Hexagon cuts point-cloud model training 95% — 80 days to 4 with Amazon SageMaker HyperPod

How Hexagon cut point‑cloud model training from ~80 days to ~4 using Amazon SageMaker HyperPod

TL;DR: Hexagon rebuilt its training stack on AWS and used Amazon SageMaker HyperPod, Elastic Fabric Adapter (EFA), and a high‑throughput S3 + FSx for Lustre pipeline to reduce a long point‑cloud training run from roughly 80 days to about 4 — roughly a 95% wall‑clock reduction. The architecture combined scalable multi‑GPU compute (NVIDIA H100s), low‑latency networking, lazy data streaming, automated orchestration, and centralized observability to make large, I/O‑heavy model training predictable, resilient, and fast.

Why point‑cloud training stalls progress

Point‑cloud datasets — the 3D scans and LiDAR captures used for digital twins, mining, construction, and autonomy — are large and I/O bound. That means the limitation is often not raw compute but how quickly terabytes of samples can reach GPUs. When GPUs sit idle waiting for data, iteration cadence slows: experiments that should take days turn into weeks or months, feature rollouts slip, and competitive advantage erodes.

Think of a GPU as a race car. Without a fast pit lane to refuel and reload data, the car spends more time idling in the garage than on the track.

Architecture at a glance

  • Compute: 6 × ml.p5.48xlarge instances (each with eight NVIDIA H100 GPUs), using EFA for low‑latency inter‑node communication.
  • Data pipeline: Amazon S3 for permanent storage + Amazon FSx for Lustre with Data Repository Association (DRA) for lazy loading and automatic checkpoint export.
  • Orchestration: Amazon SageMaker HyperPod for managed multi‑node distributed GPU training with self‑healing and checkpoint resume.
  • Observability: Per‑GPU telemetry from NVIDIA Data Center GPU Manager (DCGM) aggregated into Amazon Managed Service for Prometheus and visualized in Amazon Managed Grafana.
  • Experiment tracking: MLflow integrated with SageMaker for parameter/metric/artifact/lineage tracking.
  • Capacity model: SageMaker training plans with flexible reservations from 1 day up to 6 months for predictable capacity and pricing.

Key components, explained for leaders

Distributed GPU training (ml.p5 + NVIDIA H100)

Hexagon ran six ml.p5.48xlarge instances, each packing eight H100 GPUs.
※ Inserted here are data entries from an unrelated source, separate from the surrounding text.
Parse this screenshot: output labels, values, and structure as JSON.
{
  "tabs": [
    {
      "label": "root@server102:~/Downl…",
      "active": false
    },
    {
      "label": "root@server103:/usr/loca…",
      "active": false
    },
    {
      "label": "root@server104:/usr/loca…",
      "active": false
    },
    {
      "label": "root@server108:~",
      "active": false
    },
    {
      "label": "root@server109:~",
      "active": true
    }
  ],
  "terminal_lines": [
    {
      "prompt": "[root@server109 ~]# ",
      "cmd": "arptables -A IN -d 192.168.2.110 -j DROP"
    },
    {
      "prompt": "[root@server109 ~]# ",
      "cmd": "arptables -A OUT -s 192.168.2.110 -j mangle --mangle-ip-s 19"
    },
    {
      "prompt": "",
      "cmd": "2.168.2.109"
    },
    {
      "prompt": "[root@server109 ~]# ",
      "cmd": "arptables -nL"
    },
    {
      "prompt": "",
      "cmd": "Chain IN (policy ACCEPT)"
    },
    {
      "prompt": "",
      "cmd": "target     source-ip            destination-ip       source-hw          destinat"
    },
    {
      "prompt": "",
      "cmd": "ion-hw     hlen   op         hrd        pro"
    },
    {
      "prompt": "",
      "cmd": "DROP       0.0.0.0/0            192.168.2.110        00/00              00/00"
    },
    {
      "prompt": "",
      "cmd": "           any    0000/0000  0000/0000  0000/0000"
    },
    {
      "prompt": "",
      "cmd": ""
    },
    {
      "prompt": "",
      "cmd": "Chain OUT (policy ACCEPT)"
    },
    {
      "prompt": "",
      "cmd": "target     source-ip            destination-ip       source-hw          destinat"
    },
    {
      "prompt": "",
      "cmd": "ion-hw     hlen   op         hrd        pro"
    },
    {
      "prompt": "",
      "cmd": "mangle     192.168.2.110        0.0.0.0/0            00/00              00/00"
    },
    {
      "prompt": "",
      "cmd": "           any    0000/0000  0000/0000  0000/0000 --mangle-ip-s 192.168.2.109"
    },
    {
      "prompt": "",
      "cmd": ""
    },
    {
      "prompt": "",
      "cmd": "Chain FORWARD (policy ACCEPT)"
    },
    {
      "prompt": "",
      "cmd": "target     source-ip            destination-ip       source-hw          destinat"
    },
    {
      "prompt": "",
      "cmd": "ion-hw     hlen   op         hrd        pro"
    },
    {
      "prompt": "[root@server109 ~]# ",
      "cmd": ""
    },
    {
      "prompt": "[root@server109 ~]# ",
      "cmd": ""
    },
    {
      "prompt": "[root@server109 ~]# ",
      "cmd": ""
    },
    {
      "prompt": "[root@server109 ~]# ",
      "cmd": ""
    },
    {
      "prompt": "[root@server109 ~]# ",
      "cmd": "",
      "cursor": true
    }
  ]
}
That many GPUs lets teams increase effective batch sizes and run larger parallel workloads — which often improves model convergence and final accuracy for domain‑specialized point‑cloud models.

Elastic Fabric Adapter (EFA)

EFA (Elastic Fabric Adapter) is AWS networking that reduces latency and increases bandwidth between GPUs across nodes. For tightly coupled distributed training, EFA avoids the communication bottlenecks that can make multi‑node scaling inefficient.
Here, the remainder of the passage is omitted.